Пророчица - страница 9
На стене — чуть не забыл — вырезанный из какого-то журнала портрет Хемингуэя в свитере грубой вязки. Важная, между прочим, примета, свидетельствующая, что в тогдашней интеллигентской моде Антон был, можно сказать, «на передовых рубежах». Основная интеллигентская масса в то время еще довольствовалась портретами Есенина — кудрявый Лель в галстуке-бабочке, с тросточкой и трубкой в зубах — или Маяковского — известный графический портрет, стилизованный под посмертную маску. А он, вишь ты, уже перешагнул на следующий этап. И внешний его вид скорее приближался к моде 70-х: довольно длинные волосы, бородка, усы. Этим он довольно резко выделялся среди обычной публики — тогда молодежь еще не совсем отошла от прически «под полубокс» (кто видел, вспомнит, а я не берусь описывать прически) или в лучшем случае переходила на модную «канадку», но бороду у молодого человека встретить можно было лишь изредка. Так что, по тем временам, вид у него был не вполне «от мира сего». Что-то напоминавшее монастырского послушника и, признаюсь, тогда меня отталкивающее. Мне в этом виделась какая-то манерность и претензия на оригинальность, но в его — «музейно-исторических» — кругах это, вероятно, было более обычным и не вызывающим отторжения.
В целом же, он мне был скорее симпатичен. Никакой дружбы между нами не намечалось — так, поверхностное, но приятное знакомство. И по характеру он был, похоже, не склонен к слишком большому сближению с окружающими. Человек он был доброжелательный, вежливый, даже деликатный — никакой резкости, грубости, навязчивости, всегда готовый любому услужить по мелочи, скорее общительный, но при этом не то, чтобы скрытный, но закрытый, с определенной внутренней отгороженностью от собеседника. Распахнутости по отношению к миру в нем не было. Я, во всяком случае, этого не замечал. На общие темы он готов был поговорить, но про себя, свои чувства, планы, переживания — ни-ни. Страдает ли он, потеряв мать, единственного близкого человека — она умерла незадолго до моего вселения в эту квартиру, — как он относится к отцу, есть ли у него любимая девушка — все эти материи в разговорах никогда им не затрагивались. Молча, он давал понять, что это его личное дело и никого не касается — внутрь к себе он не допускал, но и к другим в душу не лез. Всё время чувствовалась какая-то граница — «иже не перейдеши».
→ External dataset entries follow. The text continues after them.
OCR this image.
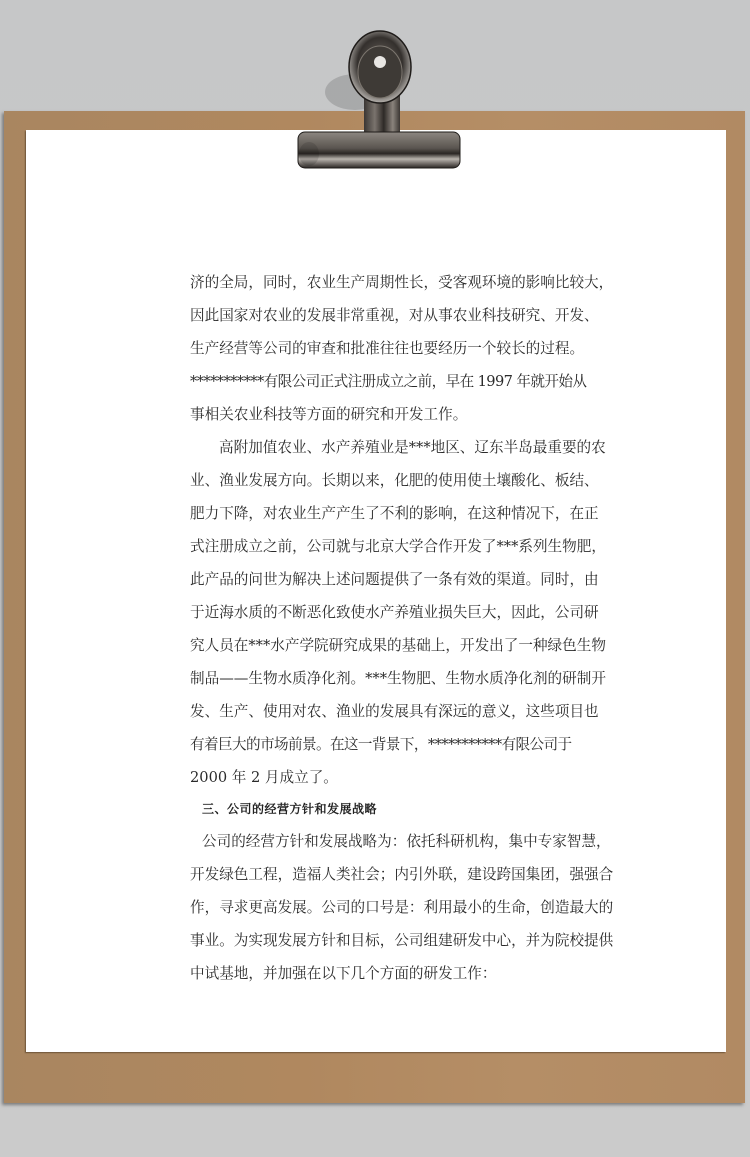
济的全局，同时，农业生产周期性长，受客观环境的影响比较大，
因此国家对农业的发展非常重视，对从事农业科技研究、开发、
生产经营等公司的审查和批准往往也要经历一个较长的过程。
***********有限公司正式注册成立之前，早在 1997 年就开始从
事相关农业科技等方面的研究和开发工作。
高附加值农业、水产养殖业是***地区、辽东半岛最重要的农
业、渔业发展方向。长期以来，化肥的使用使土壤酸化、板结、
肥力下降，对农业生产产生了不利的影响，在这种情况下，在正
式注册成立之前，公司就与北京大学合作开发了***系列生物肥，
此产品的问世为解决上述问题提供了一条有效的渠道。同时，由
于近海水质的不断恶化致使水产养殖业损失巨大，因此，公司研
究人员在***水产学院研究成果的基础上，开发出了一种绿色生物
制品——生物水质净化剂。***生物肥、生物水质净化剂的研制开
发、生产、使用对农、渔业的发展具有深远的意义，这些项目也
有着巨大的市场前景。在这一背景下，***********有限公司于
2000 年 2 月成立了。
三、公司的经营方针和发展战略
公司的经营方针和发展战略为：依托科研机构，集中专家智慧，
开发绿色工程，造福人类社会；内引外联，建设跨国集团，强强合
作，寻求更高发展。公司的口号是：利用最小的生命，创造最大的
事业。为实现发展方针和目标，公司组建研发中心，并为院校提供
中试基地，并加强在以下几个方面的研发工作：
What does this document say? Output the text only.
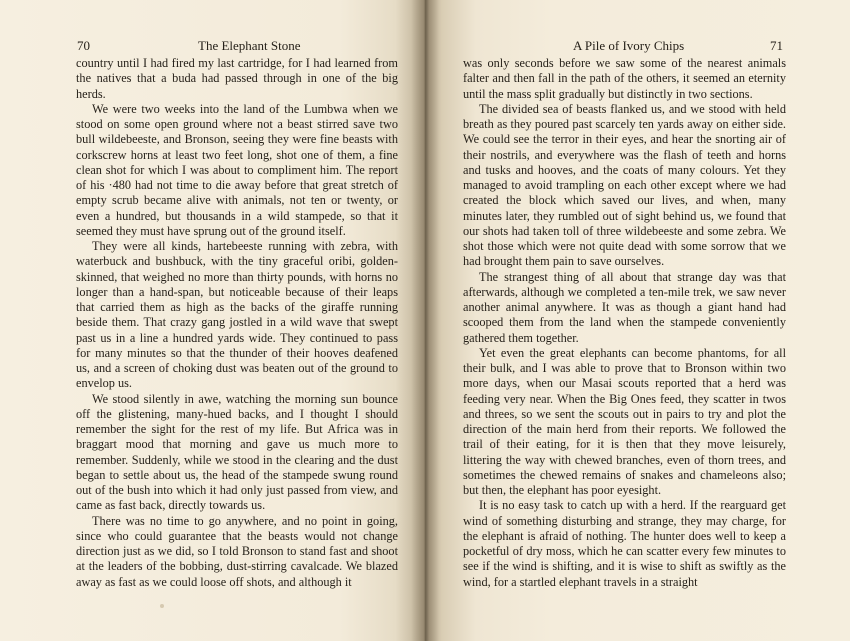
70	The Elephant Stone

country until I had fired my last cartridge, for I had learned from the natives that a buda had passed through in one of the big herds.

We were two weeks into the land of the Lumbwa when we stood on some open ground where not a beast stirred save two bull wildebeeste, and Bronson, seeing they were fine beasts with corkscrew horns at least two feet long, shot one of them, a fine clean shot for which I was about to compliment him. The report of his ·480 had not time to die away before that great stretch of empty scrub became alive with animals, not ten or twenty, or even a hundred, but thousands in a wild stampede, so that it seemed they must have sprung out of the ground itself.

They were all kinds, hartebeeste running with zebra, with waterbuck and bushbuck, with the tiny graceful oribi, golden-skinned, that weighed no more than thirty pounds, with horns no longer than a hand-span, but noticeable because of their leaps that carried them as high as the backs of the giraffe running beside them. That crazy gang jostled in a wild wave that swept past us in a line a hundred yards wide. They continued to pass for many minutes so that the thunder of their hooves deafened us, and a screen of choking dust was beaten out of the ground to envelop us.

We stood silently in awe, watching the morning sun bounce off the glistening, many-hued backs, and I thought I should remember the sight for the rest of my life. But Africa was in braggart mood that morning and gave us much more to remember. Suddenly, while we stood in the clearing and the dust began to settle about us, the head of the stampede swung round out of the bush into which it had only just passed from view, and came as fast back, directly towards us.

There was no time to go anywhere, and no point in going, since who could guarantee that the beasts would not change direction just as we did, so I told Bronson to stand fast and shoot at the leaders of the bobbing, dust-stirring cavalcade. We blazed away as fast as we could loose off shots, and although it

A Pile of Ivory Chips	71

was only seconds before we saw some of the nearest animals falter and then fall in the path of the others, it seemed an eternity until the mass split gradually but distinctly in two sections.

The divided sea of beasts flanked us, and we stood with held breath as they poured past scarcely ten yards away on either side. We could see the terror in their eyes, and hear the snorting air of their nostrils, and everywhere was the flash of teeth and horns and tusks and hooves, and the coats of many colours. Yet they managed to avoid trampling on each other except where we had created the block which saved our lives, and when, many minutes later, they rumbled out of sight behind us, we found that our shots had taken toll of three wildebeeste and some zebra. We shot those which were not quite dead with some sorrow that we had brought them pain to save ourselves.

The strangest thing of all about that strange day was that afterwards, although we completed a ten-mile trek, we saw never another animal anywhere. It was as though a giant hand had scooped them from the land when the stampede conveniently gathered them together.

Yet even the great elephants can become phantoms, for all their bulk, and I was able to prove that to Bronson within two more days, when our Masai scouts reported that a herd was feeding very near. When the Big Ones feed, they scatter in twos and threes, so we sent the scouts out in pairs to try and plot the direction of the main herd from their reports. We followed the trail of their eating, for it is then that they move leisurely, littering the way with chewed branches, even of thorn trees, and sometimes the chewed remains of snakes and chameleons also; but then, the elephant has poor eyesight.

It is no easy task to catch up with a herd. If the rearguard get wind of something disturbing and strange, they may charge, for the elephant is afraid of nothing. The hunter does well to keep a pocketful of dry moss, which he can scatter every few minutes to see if the wind is shifting, and it is wise to shift as swiftly as the wind, for a startled elephant travels in a straight
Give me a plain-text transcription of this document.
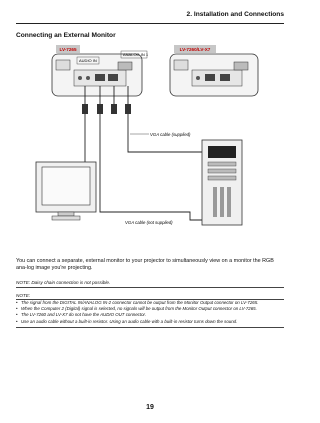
2. Installation and Connections
Connecting an External Monitor
LV-7265
AUDIO IN
ANALOG IN 1
LV-7260/LV-X7
VGA cable (supplied)
VGA cable (not supplied)
You can connect a separate, external monitor to your projector to simultaneously view on a monitor the RGB ana-log image you're projecting.
NOTE: Daisy chain connection is not possible.
NOTE:
• The signal from the DIGITAL IN/ANALOG IN-2 connector cannot be output from the Monitor Output connector on LV-7265.
• When the Computer 2 (Digital) signal is selected, no signals will be output from the Monitor Output connector on LV-7265.
• The LV-7260 and LV-X7 do not have the AUDIO OUT connector.
• Use an audio cable without a built-in resistor. Using an audio cable with a built-in resistor turns down the sound.
19
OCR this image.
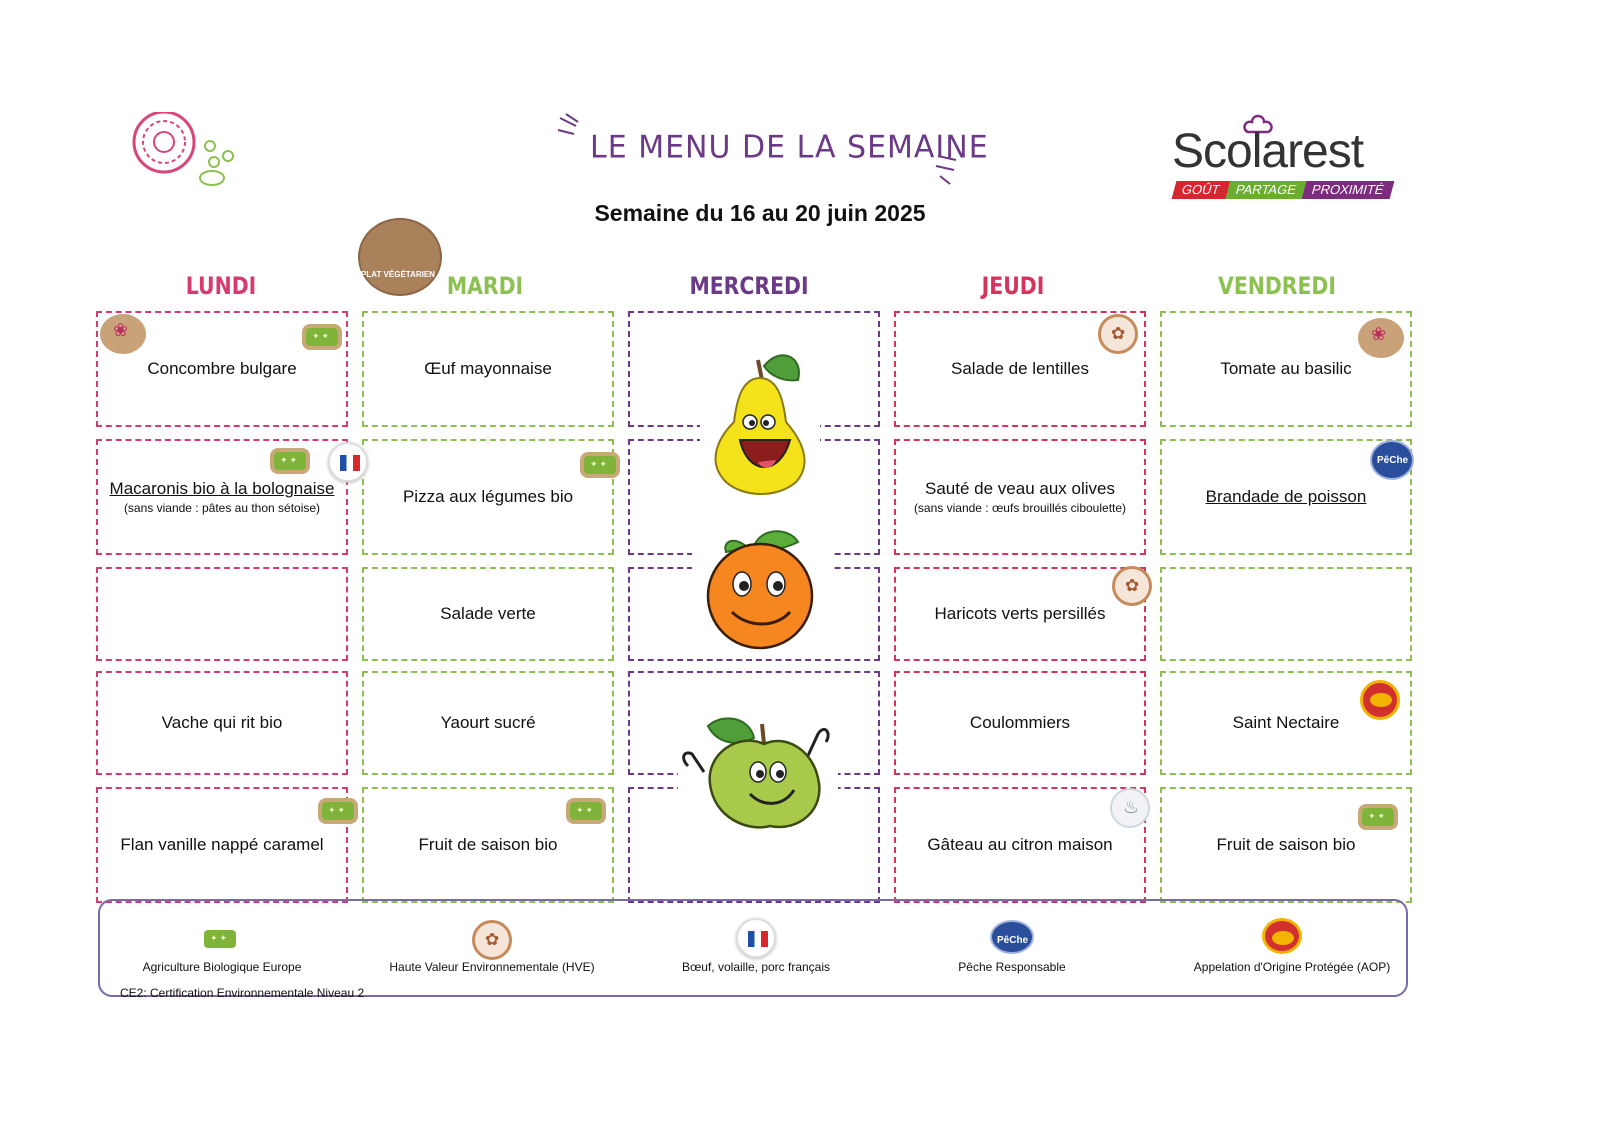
LE MENU DE LA SEMAINE
Semaine du 16 au 20 juin 2025
Scolarest
GOÛT PARTAGE PROXIMITÉ
PLAT VÉGÉTARIEN
LUNDI	MARDI	MERCREDI	JEUDI	VENDREDI
Concombre bulgare
Macaronis bio à la bolognaise
(sans viande : pâtes au thon sétoise)
Vache qui rit bio
Flan vanille nappé caramel
Œuf mayonnaise
Pizza aux légumes bio
Salade verte
Yaourt sucré
Fruit de saison bio
Salade de lentilles
Sauté de veau aux olives
(sans viande : œufs brouillés ciboulette)
Haricots verts persillés
Coulommiers
Gâteau au citron maison
Tomate au basilic
Brandade de poisson
Saint Nectaire
Fruit de saison bio
❀
✦✦
✦✦
✦✦
✦✦
✦✦
✿
✿
♨
❀
PêChe
✦✦
✦✦
Agriculture Biologique Europe
✿	Haute Valeur Environnementale (HVE)	Bœuf, volaille, porc français
PêChe	Pêche Responsable	Appelation d'Origine Protégée (AOP)
CE2: Certification Environnementale Niveau 2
Я сказал, что хорошо относился к Антону. Это так. Но в моем отношении к нему была и оборотная сторона. Он меня частенько раздражал своей бескомпромиссной нацеленностью на «парение в царстве чистого духа», выражаясь высоким штилем, и нежеланием принимать во внимание бытовую сторону жизни, ее неумолимые потребности. Я уже имел к тому времени некоторый опыт и не сомневался, что выбранное таким образом направление жизни рискованно и подобная жизненная позиция в долгосрочной перспективе крайне неустойчива. Идущему этим путем в какой-то момент приходится выбирать: либо монашеский аскетизм, не позволяющий создать семью, получать мелкие удовольствия — вроде хороших ботинок или вкусного обеда, и в конечном итоге изматывающий обычного человека и лишающий его сил и энергии — надо иметь особый склад характера, чтобы выносить эти тяготы, не теряя силы духа, либо — что бывает гораздо чаще — слом всей предыдущей жизненной установки. Я встречал не одного такого бывшего поклонника духовных удовольствий. Часто они не просто круто изменяют курс, а поворачивают прямо на сто восемьдесят градусов, пускаясь во все тяжкие, чтобы наверстать упущенные годы. Не стесняясь в средствах, они тогда готовы на всё, от чего раньше отвернулись бы с брезгливым отвращением. Такой может и обманывать, и наушничать, и товарищей заложить, и жениться на какой-нибудь противной уродине, потому что у нее папа — генерал, и подлизываться, и влезть в какие-нибудь махинации, вплоть до прямой уголовщины. Расплевавшись со своим прежним «идеализмом» и сломав себя, они уже готовы перейти любую границу, преграждающую им путь к желанному благополучию. Иногда — далеко не всякому это удается — они достигают своей цели: становятся начальниками, ездят на служебных «Волгах» или перебирают накопленные бриллианты и царские десятки, добытые многолетним воровством, но в любом случае — достигнут ли они желаемой сытости или останутся мелкими шестерками, — их человеческая судьба печальна: они сломаны, раздавлены, и сами оценивают себя как барахло — даже если и боятся себе в этом признаться.